Niagara caught a lucky break on its first goal. Senior Candice Ceelen knotted the score at 12:34. A Wayne State defender got the puck in her skates and couldn’t find it, but Ceelen did and beat goalie Anna VanderMarliere stick-side for her second goal on the season. Senior captain Valerie Hall drew the lone assist on the play.

“We’ve been in all our games this season,” said Wayne State head coach Tom O’Malley. “And that’s all good and well, but we should be winning these games.”

Purple Eagles’ senior Jennifer Goulet scored the eventual game-winner at the 15:46 mark.

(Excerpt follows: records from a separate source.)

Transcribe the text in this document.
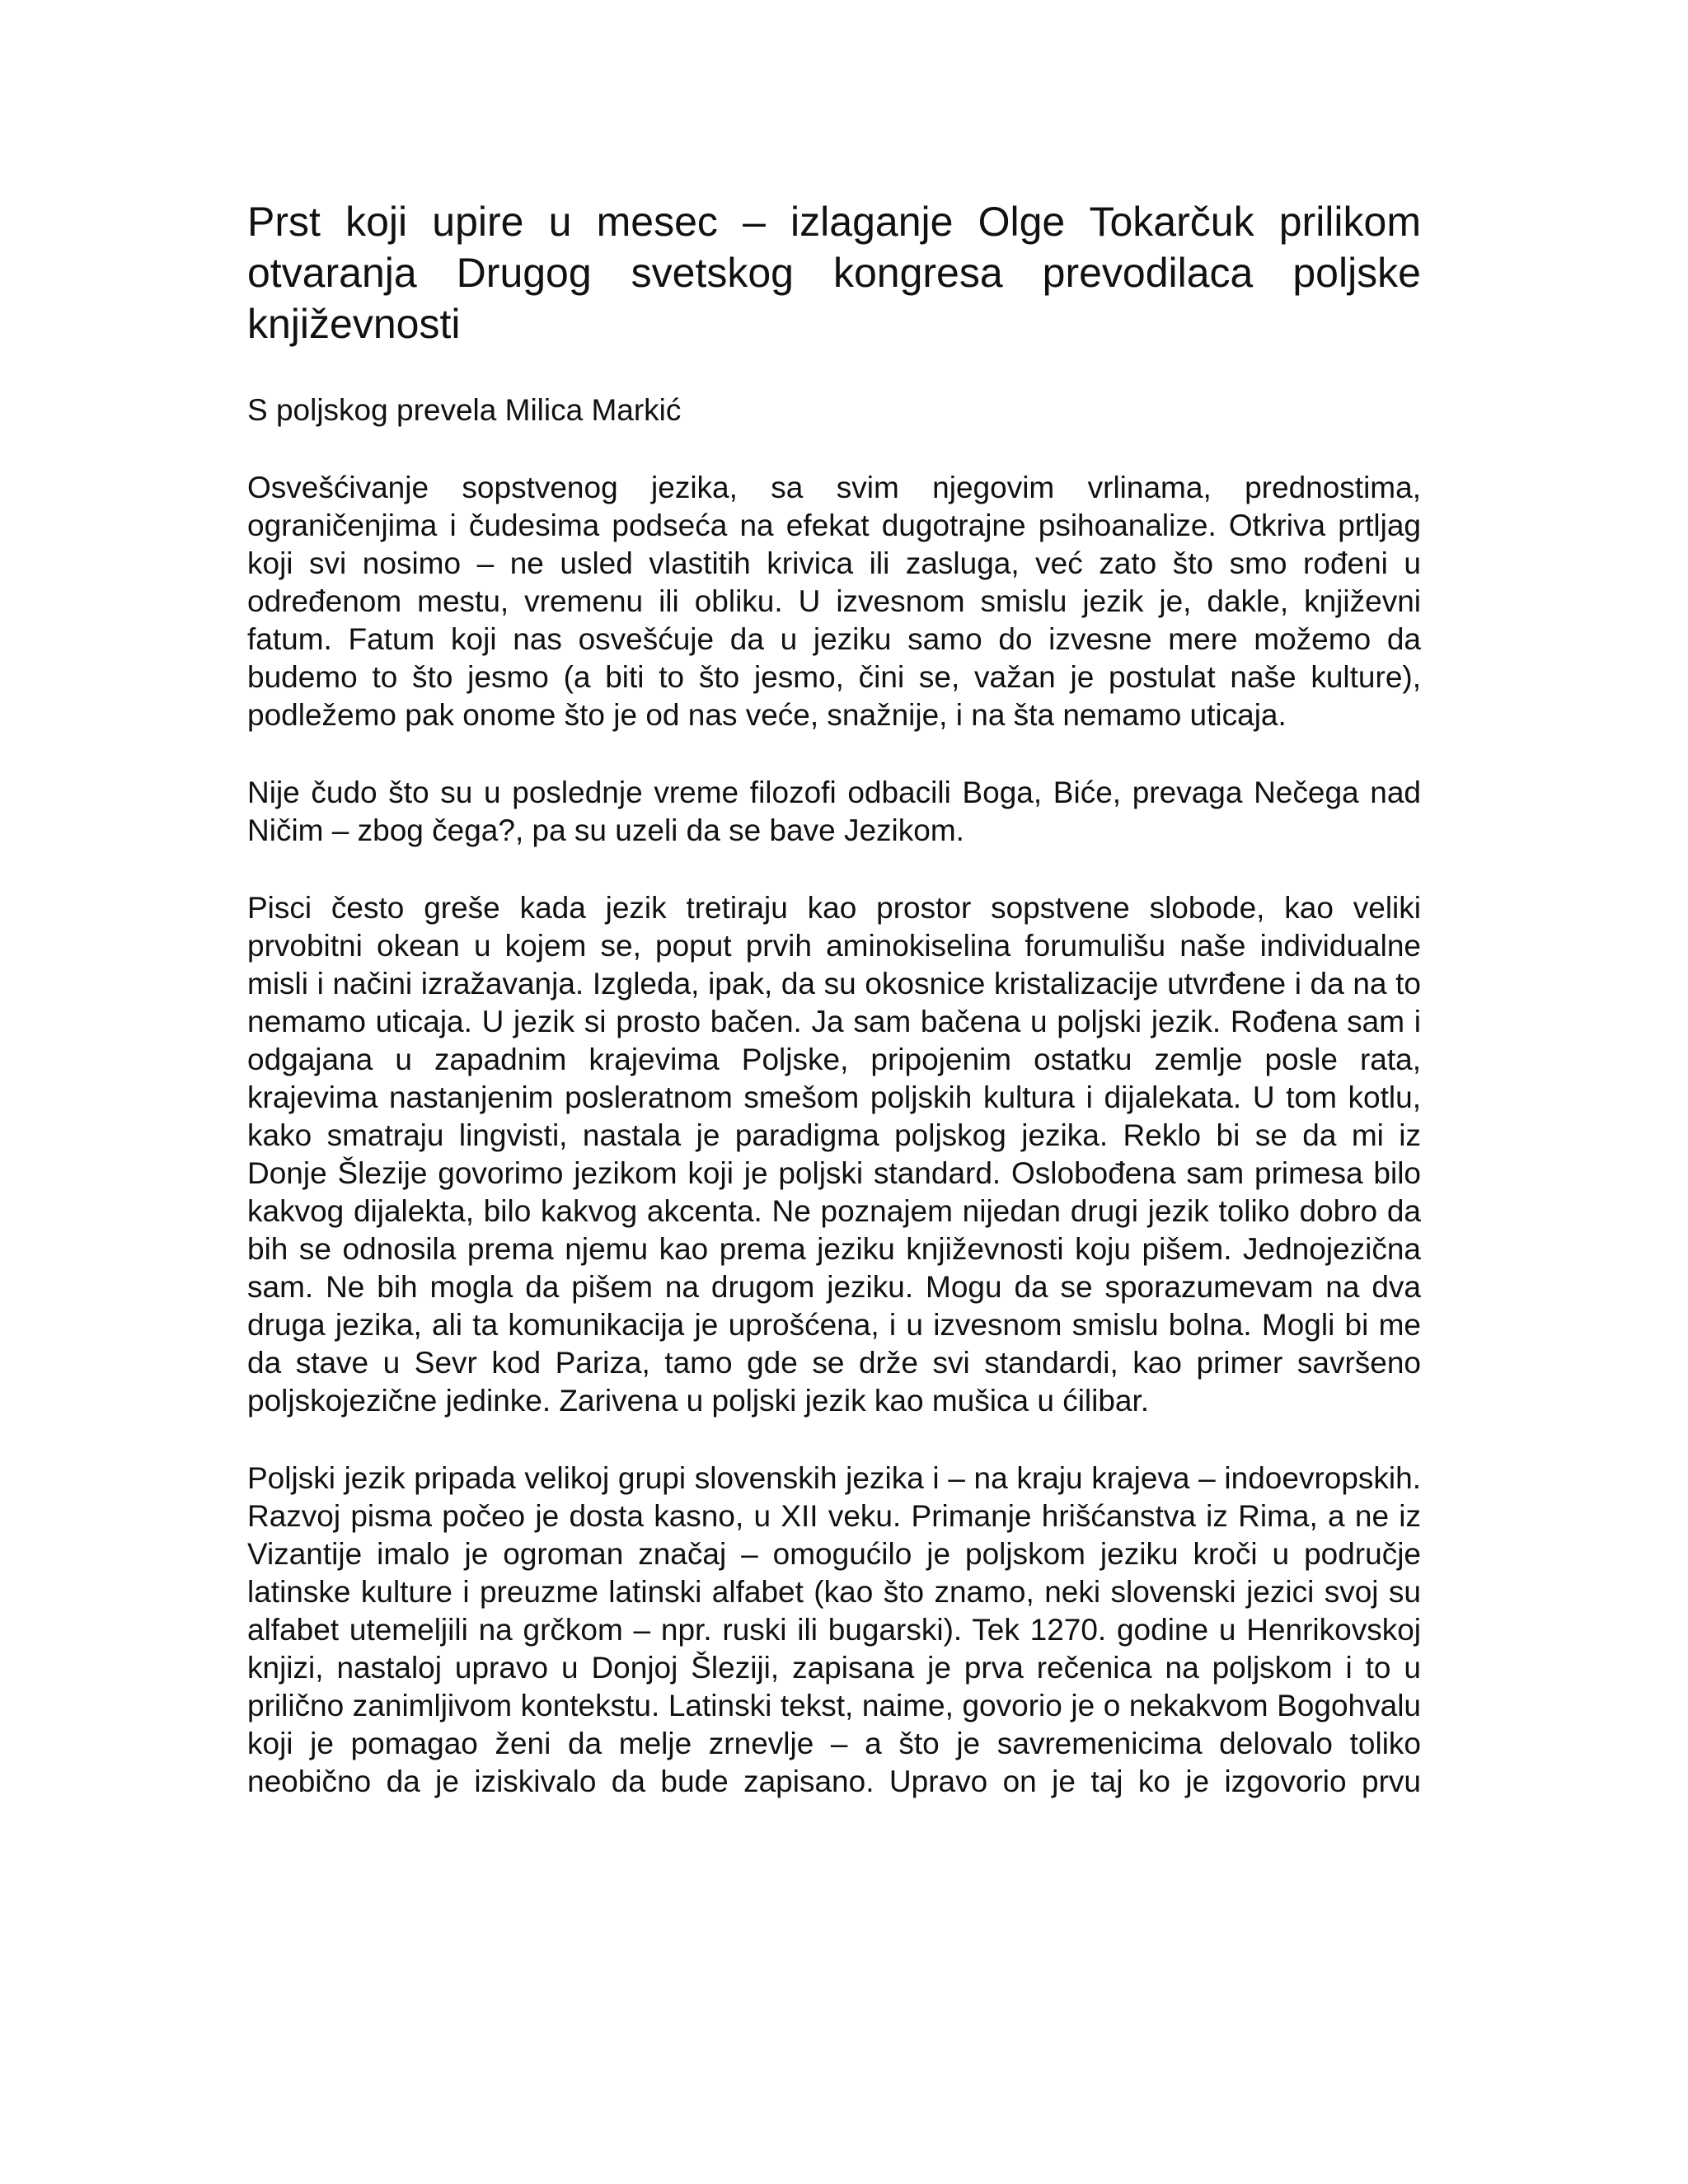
Prst koji upire u mesec – izlaganje Olge Tokarčuk prilikom otvaranja Drugog svetskog kongresa prevodilaca poljske književnosti

S poljskog prevela Milica Markić

Osvešćivanje sopstvenog jezika, sa svim njegovim vrlinama, prednostima, ograničenjima i čudesima podseća na efekat dugotrajne psihoanalize. Otkriva prtljag koji svi nosimo – ne usled vlastitih krivica ili zasluga, već zato što smo rođeni u određenom mestu, vremenu ili obliku. U izvesnom smislu jezik je, dakle, književni fatum. Fatum koji nas osvešćuje da u jeziku samo do izvesne mere možemo da budemo to što jesmo (a biti to što jesmo, čini se, važan je postulat naše kulture), podležemo pak onome što je od nas veće, snažnije, i na šta nemamo uticaja.

Nije čudo što su u poslednje vreme filozofi odbacili Boga, Biće, prevaga Nečega nad Ničim – zbog čega?, pa su uzeli da se bave Jezikom.

Pisci često greše kada jezik tretiraju kao prostor sopstvene slobode, kao veliki prvobitni okean u kojem se, poput prvih aminokiselina forumulišu naše individualne misli i načini izražavanja. Izgleda, ipak, da su okosnice kristalizacije utvrđene i da na to nemamo uticaja. U jezik si prosto bačen. Ja sam bačena u poljski jezik. Rođena sam i odgajana u zapadnim krajevima Poljske, pripojenim ostatku zemlje posle rata, krajevima nastanjenim posleratnom smešom poljskih kultura i dijalekata. U tom kotlu, kako smatraju lingvisti, nastala je paradigma poljskog jezika. Reklo bi se da mi iz Donje Šlezije govorimo jezikom koji je poljski standard. Oslobođena sam primesa bilo kakvog dijalekta, bilo kakvog akcenta. Ne poznajem nijedan drugi jezik toliko dobro da bih se odnosila prema njemu kao prema jeziku književnosti koju pišem. Jednojezična sam. Ne bih mogla da pišem na drugom jeziku. Mogu da se sporazumevam na dva druga jezika, ali ta komunikacija je uprošćena, i u izvesnom smislu bolna. Mogli bi me da stave u Sevr kod Pariza, tamo gde se drže svi standardi, kao primer savršeno poljskojezične jedinke. Zarivena u poljski jezik kao mušica u ćilibar.

Poljski jezik pripada velikoj grupi slovenskih jezika i – na kraju krajeva – indoevropskih. Razvoj pisma počeo je dosta kasno, u XII veku. Primanje hrišćanstva iz Rima, a ne iz Vizantije imalo je ogroman značaj – omogućilo je poljskom jeziku kroči u područje latinske kulture i preuzme latinski alfabet (kao što znamo, neki slovenski jezici svoj su alfabet utemeljili na grčkom – npr. ruski ili bugarski). Tek 1270. godine u Henrikovskoj knjizi, nastaloj upravo u Donjoj Šleziji, zapisana je prva rečenica na poljskom i to u prilično zanimljivom kontekstu. Latinski tekst, naime, govorio je o nekakvom Bogohvalu koji je pomagao ženi da melje zrnevlje – a što je savremenicima delovalo toliko neobično da je iziskivalo da bude zapisano. Upravo on je taj ko je izgovorio prvu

Parked wide-open to VanderMarliere’s left, Goulet one-timed a pass from behind the net by Theresa Marchese-Del Monte for her fifth goal this year.

Neither team could score in the second and third periods, even with VanderMarliere out for an extra skater in the final minute of the third.

Mascaro finished with 15 saves while VanderMarliere stopped 20 shots.

“Wayne State came out and caught us flat-footed in the first period, but then we got our wheels back late in the first,” said Page. “In the second and third, (Wayne State) was all over us. We know we can play better and the girls know they have to if they want to get back in the national top 10 rankings. But to do that, we can’t slack. We have to work hard.”

O’Malley said that if this game had happened a year or two ago, his attitude might have been different.

“We won’t take a moral victory out of this,” said O’Malley. “Maybe last year we would have, but the time has come where we have to turn moral victories into the kind of victories that count in the standings. Tonight, we had plenty of opportunities, we just didn’t capitalize.”

Wayne State went 0-for-5 with the man-advantage, while killing off Niagara’s three power-play opportunities.

The Warriors return to action next Wednesday at Findlay while Niagara hosts Boston College on Sunday afternoon.